Logz.io Apollo takes a different approach towards CD with Kubernetes. It is designed to simplify deployment and integration with other tools, such as CI tools. To implement it, all you need to do is notify Apollo that the artifact is ready to be deployed. Moreover, Apollo has monitoring and debugging features and a straightforward installation process that applies updates on its own.
Apollo can manage more than one cluster at a time and has fine-grained user permissions. This means that each user deploys only what they need where they need it. For example, QA teams may only have access to the staging environment, while DevOps teams must have broader permissions.
Not all software can fit into a single container. Many applications rely on a different set of services. Even a single application may need more than a single container (the backend of a database, for example), while a complex application needs dozens of services integrated with cloud resources like load balancers or shared storages.
Helm is a package manager capable of deploying as many services and cloud resources as an application needs. Helm also has a curated list of high-quality packages (called “charts” in the Helm universe) that can be deployed on Kubernetes. Many of the tools described below have a chart on this list.

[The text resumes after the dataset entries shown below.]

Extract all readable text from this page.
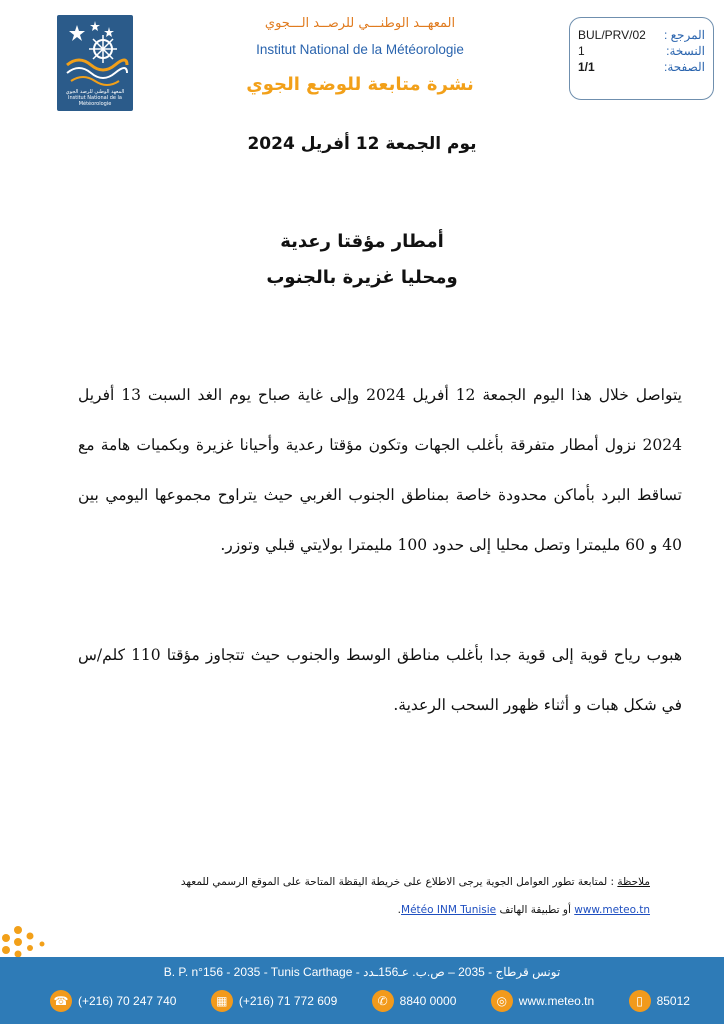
المعهد الوطني للرصد الجوي
Institut National de la Météorologie
المعهــد الوطنـــي للرصــد الـــجوي
Institut National de la Météorologie
نشرة متابعة للوضع الجوي
المرجع :
BUL/PRV/02
النسخة:
1
الصفحة:
1/1
يوم الجمعة 12 أفريل 2024
أمطار مؤقتا رعدية
ومحليا غزيرة بالجنوب

يتواصل خلال هذا اليوم الجمعة 12 أفريل 2024 وإلى غاية صباح يوم الغد السبت 13 أفريل 2024 نزول أمطار متفرقة بأغلب الجهات وتكون مؤقتا رعدية وأحيانا غزيرة وبكميات هامة مع تساقط البرد بأماكن محدودة خاصة بمناطق الجنوب الغربي حيث يتراوح مجموعها اليومي بين 40 و 60 مليمترا وتصل محليا إلى حدود 100 مليمترا بولايتي قبلي وتوزر.

هبوب رياح قوية إلى قوية جدا بأغلب مناطق الوسط والجنوب حيث تتجاوز مؤقتا 110 كلم/س في شكل هبات و أثناء ظهور السحب الرعدية.

ملاحظة : لمتابعة تطور العوامل الجوية يرجى الاطلاع على خريطة اليقظة المتاحة على الموقع الرسمي للمعهد
www.meteo.tn أو تطبيقة الهاتف Météo INM Tunisie.
B. P. n°156 - 2035 - Tunis Carthage - تونس قرطاج - 2035 – ص.ب. عـ156ـدد
☎ (+216) 70 247 740	▦ (+216) 71 772 609	✆ 8840 0000	◎ www.meteo.tn	▯	85012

Below is an example of how easy it is to deploy a new application on Kubernetes using Helm:
This command line
> helm install stable/redis-ha
installs Redis Cache in High Availability mode. This means three pods are going to be installed: one containing Redis master and a sentinel container, and the other two pods containing slave units of Redis. More information about this chart can be seen here.
Draft is not an alternative to Helm; it is a complementary tool. It uses Helm internally to facilitate container development. With Draft, a user can develop an application without any container or Kubernetes awareness, run simple commands, and create packages ready to be deployed into the orchestrator.
Once configured, the developer needs to issue the command below on the application directory to create an artifact:
> draft create
Once the package is created, another command will containerize and deploy on Kubernetes:
> draft up
Draft auto-detects the technology stack and applies the correct procedures for deployment. A list of officially available stacks can be found here.
Draft works smoothly with well-defined projects, but it does not operate as well within legacy systems or unusual technology stacks. Draft is currently in a preview state, so additional developments may fix these problems.
In recent years, Continuous Integration and Continuous Delivery have become familiar to every software engineer and developer. These days, it’s almost impossible to create new software without a proper CI/CD pipeline.
With the popularity of Kubernetes, even mature tools are developing new features to integrate with Kubernetes. Because Kubernetes is the dominant solution for container orchestration, developers have started trying to improve and smooth the deployment process on every CI/CD tool available.
This article explored some popular tools for deploying new artifacts into Kubernetes. With the wide array of options available, you should be able to fit Kubernetes deployment right on your stack.